South Dakota’s medical cannabis program is shattering all predictions

The South Dakota Department of Health and Human Services has issued about 11,500 cards since the medical marijuana program began in 2021 — beating the department’s projection of 6,000 cards issued by 2024.

“We doubled in two years what we forecast in three years,” said Jennifer Seale, administrator of South Dakota’s medical cannabis program, as quoted by local news agency South Dakota Searchlight.

Seale made the statement Monday in his testimony before the state legislature’s Medical Marijuana Oversight Committee.

Committee members expressed concern about the ease with which patients have gained access to medical marijuana cards.

One member of the committee, Republican House Representative Fred Deutsch, has spoken out strongly against legalizing recreational marijuana while criticizing what he believes is a lack of safeguards in the state’s medicinal cannabis program.

“Doctors can make a hell of a lot of money opening their ‘Doc in a Box Shop’ and that worries me. That should affect everyone. I mean come on When we talk about medical marijuana, we should give access to people who really need it, and we should prevent people who don’t need it from getting access,” Deutsch said in June.

Earlier this year, Deutsch purchased a medical cannabis card himself to demonstrate easy access.

“I support easy access to medical marijuana when doctors and patients obey the law. I now have a health insurance card because my doctor broke the law,” Deutsch said on Twitter in June.

At Monday’s hearing, Deutsch recounted the visit to the clinic that led to the prescription of medicinal cannabis. Local TV station KELO provided details of Deutsch’s comments:

“[Deutsch] said he could clearly hear the conversations between the nurse and the card seekers. “There was no privacy at all.” HIPAA was out.’ According to Deutsch, the nurse looked at his medical records, found he had been in a traffic accident, asked if he was still in pain, and gave him a one-year patient card. Deutsch said he then asked her if using marijuana might conflict with his current medications, but she said he needed to speak to his GP. She told him he had more questions to ask the stores that sold marijuana. After seven or eight minutes, the meeting ended: “I left feeling, ‘One hundred and seventy dollars – there was no exam.'”

During the state’s legislature earlier this year, lawmakers discussed two proposals that would have introduced restrictions on so-called “pop-up” medical marijuana clinics, where patients can easily obtain a card.

The two bills “made countless changes to the state’s cannabis law: prohibiting certain advertisements for prescription services; “They require certain actions by physicians and other providers to establish a ‘real’ relationship, and only allow prescriptions of medication in certain establishments, most of which are in some way related to healthcare,” reports the Forum News Service at that time.

But both bills were firmly rejected by the Senate Health and Human Services Committee.

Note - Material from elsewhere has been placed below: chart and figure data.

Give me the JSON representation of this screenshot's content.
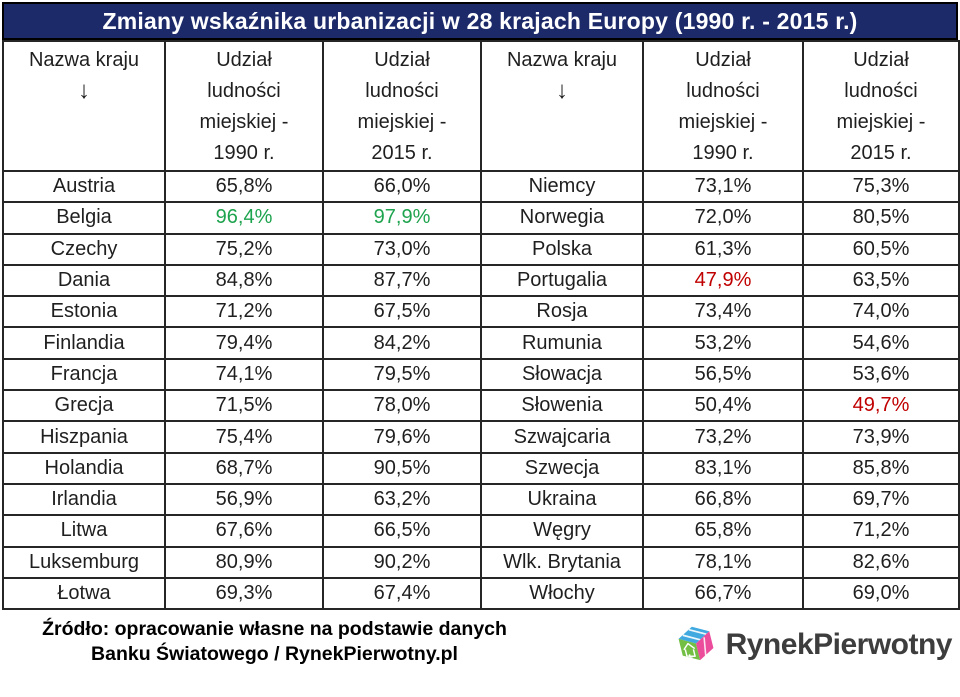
{
  "colors": {
    "navy": "#1c2a6a",
    "green": "#1ea34e",
    "red": "#c00000",
    "border": "#262626",
    "logo_blue": "#3fa9e0",
    "logo_green": "#72bf44",
    "logo_pink": "#ec4c9c"
  },
  "header": {
    "country_label": "Nazwa kraju",
    "arrow": "↓",
    "col_1990": "Udział\nludności\nmiejskiej -\n1990 r.",
    "col_2015": "Udział\nludności\nmiejskiej -\n2015 r."
  },
  "chart_data": {
    "type": "table",
    "title": "Zmiany wskaźnika urbanizacji w 28 krajach Europy (1990 r. - 2015 r.)",
    "columns": [
      "Nazwa kraju",
      "Udział ludności miejskiej - 1990 r.",
      "Udział ludności miejskiej - 2015 r."
    ],
    "value_format": "percent-comma-decimal",
    "groups": [
      {
        "rows": [
          {
            "country": "Austria",
            "v1990": 65.8,
            "v2015": 66.0
          },
          {
            "country": "Belgia",
            "v1990": 96.4,
            "v2015": 97.9,
            "hl1990": "green",
            "hl2015": "green"
          },
          {
            "country": "Czechy",
            "v1990": 75.2,
            "v2015": 73.0
          },
          {
            "country": "Dania",
            "v1990": 84.8,
            "v2015": 87.7
          },
          {
            "country": "Estonia",
            "v1990": 71.2,
            "v2015": 67.5
          },
          {
            "country": "Finlandia",
            "v1990": 79.4,
            "v2015": 84.2
          },
          {
            "country": "Francja",
            "v1990": 74.1,
            "v2015": 79.5
          },
          {
            "country": "Grecja",
            "v1990": 71.5,
            "v2015": 78.0
          },
          {
            "country": "Hiszpania",
            "v1990": 75.4,
            "v2015": 79.6
          },
          {
            "country": "Holandia",
            "v1990": 68.7,
            "v2015": 90.5
          },
          {
            "country": "Irlandia",
            "v1990": 56.9,
            "v2015": 63.2
          },
          {
            "country": "Litwa",
            "v1990": 67.6,
            "v2015": 66.5
          },
          {
            "country": "Luksemburg",
            "v1990": 80.9,
            "v2015": 90.2
          },
          {
            "country": "Łotwa",
            "v1990": 69.3,
            "v2015": 67.4
          }
        ]
      },
      {
        "rows": [
          {
            "country": "Niemcy",
            "v1990": 73.1,
            "v2015": 75.3
          },
          {
            "country": "Norwegia",
            "v1990": 72.0,
            "v2015": 80.5
          },
          {
            "country": "Polska",
            "v1990": 61.3,
            "v2015": 60.5
          },
          {
            "country": "Portugalia",
            "v1990": 47.9,
            "v2015": 63.5,
            "hl1990": "red"
          },
          {
            "country": "Rosja",
            "v1990": 73.4,
            "v2015": 74.0
          },
          {
            "country": "Rumunia",
            "v1990": 53.2,
            "v2015": 54.6
          },
          {
            "country": "Słowacja",
            "v1990": 56.5,
            "v2015": 53.6
          },
          {
            "country": "Słowenia",
            "v1990": 50.4,
            "v2015": 49.7,
            "hl2015": "red"
          },
          {
            "country": "Szwajcaria",
            "v1990": 73.2,
            "v2015": 73.9
          },
          {
            "country": "Szwecja",
            "v1990": 83.1,
            "v2015": 85.8
          },
          {
            "country": "Ukraina",
            "v1990": 66.8,
            "v2015": 69.7
          },
          {
            "country": "Węgry",
            "v1990": 65.8,
            "v2015": 71.2
          },
          {
            "country": "Wlk. Brytania",
            "v1990": 78.1,
            "v2015": 82.6
          },
          {
            "country": "Włochy",
            "v1990": 66.7,
            "v2015": 69.0
          }
        ]
      }
    ]
  },
  "footer": {
    "source_line1": "Źródło: opracowanie własne na podstawie danych",
    "source_line2": "Banku Światowego / RynekPierwotny.pl",
    "logo_text": "RynekPierwotny"
  }
}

In January, the South Dakota legislature passed a bill expanding the state’s list of requirements for medical cannabis treatment. The legislation also shifted the authority to set these qualification requirements from the South Dakota Department of Health and Human Services to the state legislature.

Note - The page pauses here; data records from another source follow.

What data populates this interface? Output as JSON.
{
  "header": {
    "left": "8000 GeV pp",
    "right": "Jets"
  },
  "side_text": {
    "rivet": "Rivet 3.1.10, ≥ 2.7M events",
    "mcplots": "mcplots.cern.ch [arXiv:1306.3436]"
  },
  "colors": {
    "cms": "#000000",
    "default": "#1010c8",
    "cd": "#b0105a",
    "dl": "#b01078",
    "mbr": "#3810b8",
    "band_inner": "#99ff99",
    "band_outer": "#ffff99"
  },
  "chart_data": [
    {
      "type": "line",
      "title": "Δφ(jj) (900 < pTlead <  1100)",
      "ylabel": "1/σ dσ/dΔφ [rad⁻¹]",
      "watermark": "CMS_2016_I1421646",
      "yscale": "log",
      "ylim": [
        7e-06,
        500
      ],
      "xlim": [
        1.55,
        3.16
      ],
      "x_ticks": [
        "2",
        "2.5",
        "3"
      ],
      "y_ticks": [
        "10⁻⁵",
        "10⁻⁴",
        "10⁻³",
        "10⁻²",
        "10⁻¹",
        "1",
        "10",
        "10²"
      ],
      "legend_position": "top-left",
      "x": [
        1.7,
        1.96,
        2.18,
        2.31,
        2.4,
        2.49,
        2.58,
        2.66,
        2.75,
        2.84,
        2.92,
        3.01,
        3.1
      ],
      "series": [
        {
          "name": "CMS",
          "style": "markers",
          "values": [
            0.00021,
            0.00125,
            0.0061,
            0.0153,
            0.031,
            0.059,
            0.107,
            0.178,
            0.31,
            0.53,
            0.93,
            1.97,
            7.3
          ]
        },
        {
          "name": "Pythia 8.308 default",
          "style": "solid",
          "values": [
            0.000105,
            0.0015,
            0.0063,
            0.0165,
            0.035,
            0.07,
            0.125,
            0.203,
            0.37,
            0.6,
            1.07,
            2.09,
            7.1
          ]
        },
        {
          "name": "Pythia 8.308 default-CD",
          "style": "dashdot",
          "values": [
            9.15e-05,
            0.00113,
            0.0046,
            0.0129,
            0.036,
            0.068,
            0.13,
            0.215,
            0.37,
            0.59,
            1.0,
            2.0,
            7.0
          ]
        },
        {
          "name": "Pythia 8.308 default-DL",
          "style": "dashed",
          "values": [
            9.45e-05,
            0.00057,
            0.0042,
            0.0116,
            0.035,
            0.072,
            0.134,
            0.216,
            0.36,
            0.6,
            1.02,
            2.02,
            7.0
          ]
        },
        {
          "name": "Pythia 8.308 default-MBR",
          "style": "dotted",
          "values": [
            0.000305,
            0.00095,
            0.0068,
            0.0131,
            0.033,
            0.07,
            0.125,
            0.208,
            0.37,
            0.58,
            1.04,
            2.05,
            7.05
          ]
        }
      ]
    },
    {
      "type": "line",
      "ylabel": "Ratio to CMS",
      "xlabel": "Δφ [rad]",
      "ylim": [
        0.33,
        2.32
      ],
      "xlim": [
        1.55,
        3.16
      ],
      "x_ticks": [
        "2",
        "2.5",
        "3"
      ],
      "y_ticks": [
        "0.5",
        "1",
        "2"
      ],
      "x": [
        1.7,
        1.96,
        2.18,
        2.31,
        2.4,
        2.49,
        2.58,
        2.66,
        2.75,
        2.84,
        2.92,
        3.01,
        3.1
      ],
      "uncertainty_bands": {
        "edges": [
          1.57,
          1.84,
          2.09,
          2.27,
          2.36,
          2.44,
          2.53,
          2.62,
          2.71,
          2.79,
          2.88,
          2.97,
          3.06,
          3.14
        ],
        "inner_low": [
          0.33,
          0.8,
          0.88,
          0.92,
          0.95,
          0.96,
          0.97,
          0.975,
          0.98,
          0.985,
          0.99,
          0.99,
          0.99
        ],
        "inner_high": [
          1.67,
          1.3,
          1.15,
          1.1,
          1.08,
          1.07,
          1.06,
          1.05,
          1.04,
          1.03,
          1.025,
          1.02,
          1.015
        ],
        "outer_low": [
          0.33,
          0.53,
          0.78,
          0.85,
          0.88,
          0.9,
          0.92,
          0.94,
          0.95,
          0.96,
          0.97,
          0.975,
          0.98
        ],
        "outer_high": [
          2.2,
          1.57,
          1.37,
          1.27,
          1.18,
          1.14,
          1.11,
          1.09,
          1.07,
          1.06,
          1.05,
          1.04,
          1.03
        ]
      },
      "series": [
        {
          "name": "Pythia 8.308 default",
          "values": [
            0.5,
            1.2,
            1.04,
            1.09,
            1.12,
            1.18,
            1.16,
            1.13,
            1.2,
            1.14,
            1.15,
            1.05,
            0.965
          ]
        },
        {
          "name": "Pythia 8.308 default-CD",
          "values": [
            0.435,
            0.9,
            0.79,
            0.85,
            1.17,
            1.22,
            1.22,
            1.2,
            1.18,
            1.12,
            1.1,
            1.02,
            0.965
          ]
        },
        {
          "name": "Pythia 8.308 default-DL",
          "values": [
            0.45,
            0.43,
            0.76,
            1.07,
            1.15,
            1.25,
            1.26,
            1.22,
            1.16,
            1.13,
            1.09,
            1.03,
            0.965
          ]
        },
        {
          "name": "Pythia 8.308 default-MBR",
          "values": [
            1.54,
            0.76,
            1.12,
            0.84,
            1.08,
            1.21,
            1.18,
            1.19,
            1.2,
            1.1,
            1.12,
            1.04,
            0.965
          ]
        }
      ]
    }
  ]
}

South Dakota voters voted in favor of a measure to legalize medicinal cannabis for eligible patients in 2020.

While the law officially went into effect in 2021, the first state-licensed pharmacies opened last year.

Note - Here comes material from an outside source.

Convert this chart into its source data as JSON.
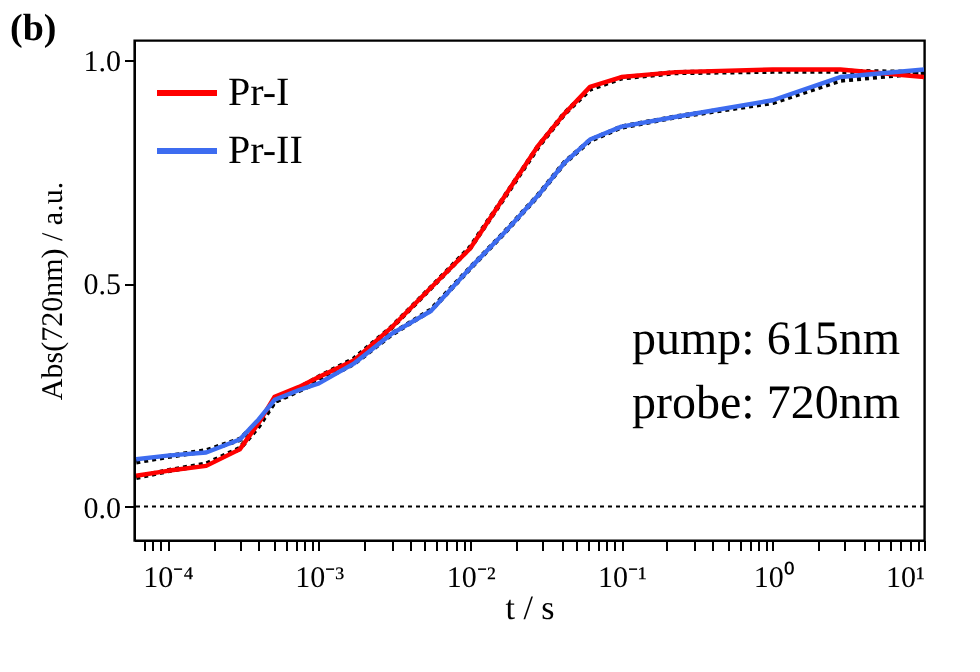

The state’s 2020 vote also included a constitutional amendment proposal that would have legalized recreational cannabis in the state.

Although a majority of voters approved the amendment, it was later overturned by the South Dakota Supreme Court — a ruling that pleased the state’s Republican Gov. Kristi Noem, who led the lawsuit to overturn the law.

But after the court ruling in 2021, Noem made it a point to distinguish between the overturned recreational cannabis measure and the medicinal cannabis program.

“South Dakota is a place where the rule of law and our Constitution matter, and that’s what today’s decision is about,” Noem said at the time. “We do things right – and how we do things is just as important as what we do. We still have the rule of law. This decision will not affect my government’s implementation of the medical cannabis program approved by voters in 2020. This program launched earlier this month and the first cards have already been distributed to eligible South Dakota citizens.”